Astrophysicist Syed Ashraf Uddin joins IUB faculty
Independent University, Bangladesh (IUB) has appointed Dr Syed Ashraf Uddin as Associate Professor in the Department of Physical Sciences, effective January 2026.
Joining the department's astrophysics group, Dr Uddin will help strengthen the university's academic curriculum and research output. In addition to his teaching responsibilities, he will serve as a core member of the Centre for Astronomy, Space Science and Astrophysics, a research centre he helped establish to advance astrophysics research in Bangladesh.
Dr Uddin brings more than two decades of international experience in observational astronomy and cosmology. His career includes roles as an astronomer at the United States Naval Observatory in Washington, DC, and as a resident astronomer at the McDonald Observatory's Hobby–Eberly Telescope inTexas. He has also served as a postdoctoral fellow at the Carnegie Observatories of the Carnegie Institution for Science and as a postdoctoral research associate at Texas A&M University.
He was selected as a President's International Fellow of the Chinese Academy of Sciences at the Purple Mountain Observatory, where he contributed to the Antarctic astronomy project.
Dr Uddin is a recognised researcher in supernova cosmology, with work focusing on the cosmic distance scale and the expansion rate of the universe, a key area related to the global 'Hubble tension'. He has led collaborative studies with the Carnegie Supernova Project to measure the Hubble constant using multiple distance calibrators. He was later selected to join an international expert team led by Nobel laureate Adam Riess to establish a global consensus on the Hubble constant through a cosmic distance network.

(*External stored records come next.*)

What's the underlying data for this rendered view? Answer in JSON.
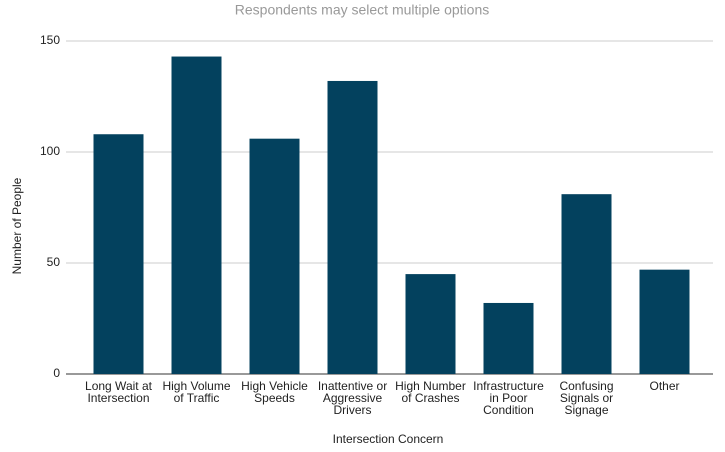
{
  "chart_data": {
    "type": "bar",
    "subtitle": "Respondents may select multiple options",
    "x_label": "Intersection Concern",
    "y_label": "Number of People",
    "categories": [
      "Long Wait at Intersection",
      "High Volume of Traffic",
      "High Vehicle Speeds",
      "Inattentive or Aggressive Drivers",
      "High Number of Crashes",
      "Infrastructure in Poor Condition",
      "Confusing Signals or Signage",
      "Other"
    ],
    "values": [
      108,
      143,
      106,
      132,
      45,
      32,
      81,
      47
    ],
    "color": "#03415e",
    "ylim": [
      0,
      150
    ],
    "yticks": [
      0,
      50,
      100,
      150
    ],
    "grid": true
  }
}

His research experience also includes significant contributions to time-domain astronomy through the Dark Energy Survey and the Australia–China Consortium for Astrophysical Research. He has been involved in observing strategies, data reduction, and the dissemination of Astronomer's Telegrams, and co-led spectroscopic follow-up observations of astronomical transients using the Wide Field Spectrograph on the 2.3-metre ANU telescope.
Dr Uddin has authored 64 peer-reviewed publications, receiving more than 5,600 citations according to the NASA Astrophysics Data System. He has an h-index of 33 and a g-index of 63, with research published in leading journals including The Astrophysical Journal and Monthly Notices of the Royal Astronomical Society. His work also examines dark energy by analysing the relationship between Type Ia supernovae and their host galaxies.
He holds a PhD in astrophysics from Swinburne University of Technology in Australia, an MSc in physics from the University of Kentucky in the United States, and an MSc in radio astronomy and space science from Chalmers University of Technology in Sweden. He completed his undergraduate studies in mechanical engineering at the Bangladesh University of Engineering and Technology.
At Independent University, Bangladesh, Dr Uddin will teach courses under the minor in astronomy and astrophysics, and the general education course AST 100: Our Cosmic History. He will also work with Dr Khan Asad to prepare a proposal for a Master of Science programme in astronomy and astrophysics, which will be open to students across Bangladesh.
His future research at IUB will focus on supernova cosmology and time-domain multi-messenger astronomy, using data from the Las Campanas Observatory and the Rubin Observatory's Legacy Survey of Space and Time. He plans to develop automated transient follow-up systems, advocate for a research-grade optical observatory, and actively involve undergraduate and graduate students in his research initiatives.